When I have some time, I want to re-visit the MSP430 and get this current consumption down even further.

Bottom Line

The MSP430 has a well-deserved reputation for its low-power prowess, and it didn’t disappoint in my testing. Its Eclipse-based IDE, Code Composer Studio, is now completely free and unrestricted — plus open-source fans will appreciate MSP430’s GCC support. Energia, a fork of the Arduino/Wiring IDE, is a great starter for hobbyists (especially when compared to the nearly-useless MSP430Ware peripheral library) — and TI fully embraces that ecosystem with integrated Code Composer Studio support.

This particular part didn’t perform well on the biquad filtering test, as it lacked a hardware multiplier, but a higher-end MSP430 should turn in results as good as the 16- and 32-bit parts in the round-up — while maintaining its excellent low-power figures.

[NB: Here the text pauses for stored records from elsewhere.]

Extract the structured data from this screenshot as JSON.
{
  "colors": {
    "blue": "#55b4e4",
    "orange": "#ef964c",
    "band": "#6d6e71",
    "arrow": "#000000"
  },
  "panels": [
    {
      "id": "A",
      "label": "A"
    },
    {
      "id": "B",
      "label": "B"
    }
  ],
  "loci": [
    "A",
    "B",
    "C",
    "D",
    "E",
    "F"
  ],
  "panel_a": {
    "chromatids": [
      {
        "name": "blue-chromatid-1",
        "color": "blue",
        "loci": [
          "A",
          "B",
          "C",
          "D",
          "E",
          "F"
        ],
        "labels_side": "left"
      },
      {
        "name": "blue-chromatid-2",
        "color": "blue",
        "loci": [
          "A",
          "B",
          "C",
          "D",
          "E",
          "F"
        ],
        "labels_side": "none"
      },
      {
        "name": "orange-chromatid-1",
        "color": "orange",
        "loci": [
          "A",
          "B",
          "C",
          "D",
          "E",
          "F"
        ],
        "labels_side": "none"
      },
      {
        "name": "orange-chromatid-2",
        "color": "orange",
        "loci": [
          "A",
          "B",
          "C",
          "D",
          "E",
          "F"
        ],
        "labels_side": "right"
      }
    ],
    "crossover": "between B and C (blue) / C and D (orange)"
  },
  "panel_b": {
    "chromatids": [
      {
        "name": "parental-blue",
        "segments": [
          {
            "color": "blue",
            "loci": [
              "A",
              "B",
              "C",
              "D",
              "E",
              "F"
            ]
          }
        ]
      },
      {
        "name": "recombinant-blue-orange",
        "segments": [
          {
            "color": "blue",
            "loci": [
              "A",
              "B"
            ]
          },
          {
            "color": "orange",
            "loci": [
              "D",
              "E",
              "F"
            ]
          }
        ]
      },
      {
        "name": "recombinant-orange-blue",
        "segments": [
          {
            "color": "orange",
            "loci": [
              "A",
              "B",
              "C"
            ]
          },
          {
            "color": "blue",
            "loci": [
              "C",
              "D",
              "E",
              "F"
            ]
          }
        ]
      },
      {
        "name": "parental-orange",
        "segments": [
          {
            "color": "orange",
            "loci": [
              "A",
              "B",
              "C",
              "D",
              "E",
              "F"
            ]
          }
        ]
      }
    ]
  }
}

But that’s the biggest problem with the MSP430: the price. The part reviewed — the MSP430FR2111 — is an absolute baseline part with few bells and whistles (there weren’t even enough PWM channels to fully implement the RGB LED DMX receiver project), and you should expect to pay 2-3 times what competing 8-bit (and even 32-bit) designs cost. Having said that, TI supposedly has good volume pricing for production orders, and for <1000 units, spending $1 more on a microcontroller is the same as having to pay the team for an extra day’s worth of work — it won’t make or break the budget (hopefully!).

I’d love to get a better peripheral library or code-gen tool to help get MSP430 projects started a bit more quickly (especially when jumping between different parts), but neither feature is life-changing.

And honestly, for hobbyists and students transitioning from Arduino and looking for some continuity, I can’t think of a better platform than the MSP430 — and that’s taking into consideration AVR parts.